Indeed, even Bill & Ted’s bro bond, once their greatest strength, has become a weakness. Bill & Ted’s wives, the Princesses, Joanna (Jayma Mayes) and Elizabeth (Erinn Hayes), have grown weary of their husband’s emotional entwinement, so pronounced the couples reside in side-by-side homes, and insist on therapy. Rather than attend a session one couple at a time, however, Bill & Ted and Joanna & Elizabeth attend together, much to the comical confusion of the therapist (Jillian Bell), who tries ridding these two dudes of their tendency to see Joanna and Elizabeth strictly through the prism of their own inseparable friendship. Director Dean Parisot, though, is not interested in placing this co-dependency under the microscope, just humorously acknowledging it and moving on. There are more pressing matters, in a manner of speaking, namely that time and space are about to collapse in on themselves because Bill & Ted have failed to write their world-saving song. As such, the two friends time-travel into the future to try and find the place where the song exists and bring it back, a tacit acknowledgment of where their own present failure, providing a twinge of melancholy to the entire quest.

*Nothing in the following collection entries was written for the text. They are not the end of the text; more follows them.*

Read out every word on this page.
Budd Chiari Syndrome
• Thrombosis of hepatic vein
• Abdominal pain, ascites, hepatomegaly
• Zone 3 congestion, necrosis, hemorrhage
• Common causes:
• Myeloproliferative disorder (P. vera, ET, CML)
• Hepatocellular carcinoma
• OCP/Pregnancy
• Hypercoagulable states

Keeping with the spirit of twos, a parallel story emerges. As Bill & Ted go forward, their daughters, Wilhelmina “Billie” Logan (Brigette Lundy-Paine) and Theadora “Thea” Preston (Samara Weaving) go back in time, creating a band out of most excellent musicians who will help their dads play the song to save the world. As both these stories unfold, in the future, The Great Leader (Holland Taylor), convinced Bill & Ted’s death, not their song, will heal the world, dispatches a robot (Anthony Carrigan) to kill these two would-be rockers. Carrigan is funny in playing a kind of confused, mechanized version of self-actualization though, alas, Kristen Schaal as Kelly, the daughter of The Great Leader, feels constrained, which is no easy anti-accomplishment given her unique zaniness.

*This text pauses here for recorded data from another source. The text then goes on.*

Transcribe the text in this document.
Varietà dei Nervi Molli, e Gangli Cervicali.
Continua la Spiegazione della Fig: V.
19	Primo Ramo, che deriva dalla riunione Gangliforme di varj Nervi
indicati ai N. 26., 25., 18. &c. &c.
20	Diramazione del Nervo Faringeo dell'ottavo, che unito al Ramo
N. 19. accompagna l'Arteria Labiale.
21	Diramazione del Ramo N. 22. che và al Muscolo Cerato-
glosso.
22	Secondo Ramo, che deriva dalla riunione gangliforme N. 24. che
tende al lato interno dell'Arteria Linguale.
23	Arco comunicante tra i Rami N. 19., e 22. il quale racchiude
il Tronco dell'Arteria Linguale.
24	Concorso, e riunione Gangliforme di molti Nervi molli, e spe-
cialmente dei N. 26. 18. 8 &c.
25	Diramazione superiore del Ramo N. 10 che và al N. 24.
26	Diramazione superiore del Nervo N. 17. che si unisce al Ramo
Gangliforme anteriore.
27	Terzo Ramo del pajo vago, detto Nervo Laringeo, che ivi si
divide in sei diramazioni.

Of course, it’s not really Schaal’s movie, nor Carrigan’s, not even William Sadler’s, back again as bass-playing Death, this time playing the Grim Reaper as something akin to a day job until such time as he can get back into the recording studio and jam. No, this is Winter and Reeves’s movie and the nearly 30-year break has not lessened their surfer dude screwball rhythms – listening, absorbing, confirming, proceeding – which in our present world, where most comedy is digested in GIF-sized bits, feels at once archaic and refreshing, as Zen-like as it ever was. The fate of the world might be at stake, but they take the edge off. Lundy-Paine and Weaving, meanwhile, rise to the occasion by not doing Winter and Reeves impressions, not exactly, more exuding the sensation of having inherited their dads’ prominent tics while still existing on their own wavelength. They also prove to be more talented, more informed musicians than their fathers, not just “Face the Music’s” secret ingredient but its ultimate message, the daughters’ movie as much as the dads’.

There are elements of a mid-life crisis movie here. In their time-travels, Bill & Ted confront older, disappointing versions of themselves before eventually confronting their elderly selves seemingly near death. But the whole point of death in “Bogus Journey” was to prove that it’s nothing to fear and that holds true here. If there is almost too much plot, so much so that sometimes “Face the Music” can feel as if it is spinning its wheels, that also feels true to Bill & Ted’s quest, which comes to be less about saving the world, in fact, than watching the world pass them by. Their prophecy gives way to insignificance, innately Gen X and true to Pappademas’s plea for deference. Bill & Ted don’t so much face the music, it turns outs, as pass the torch.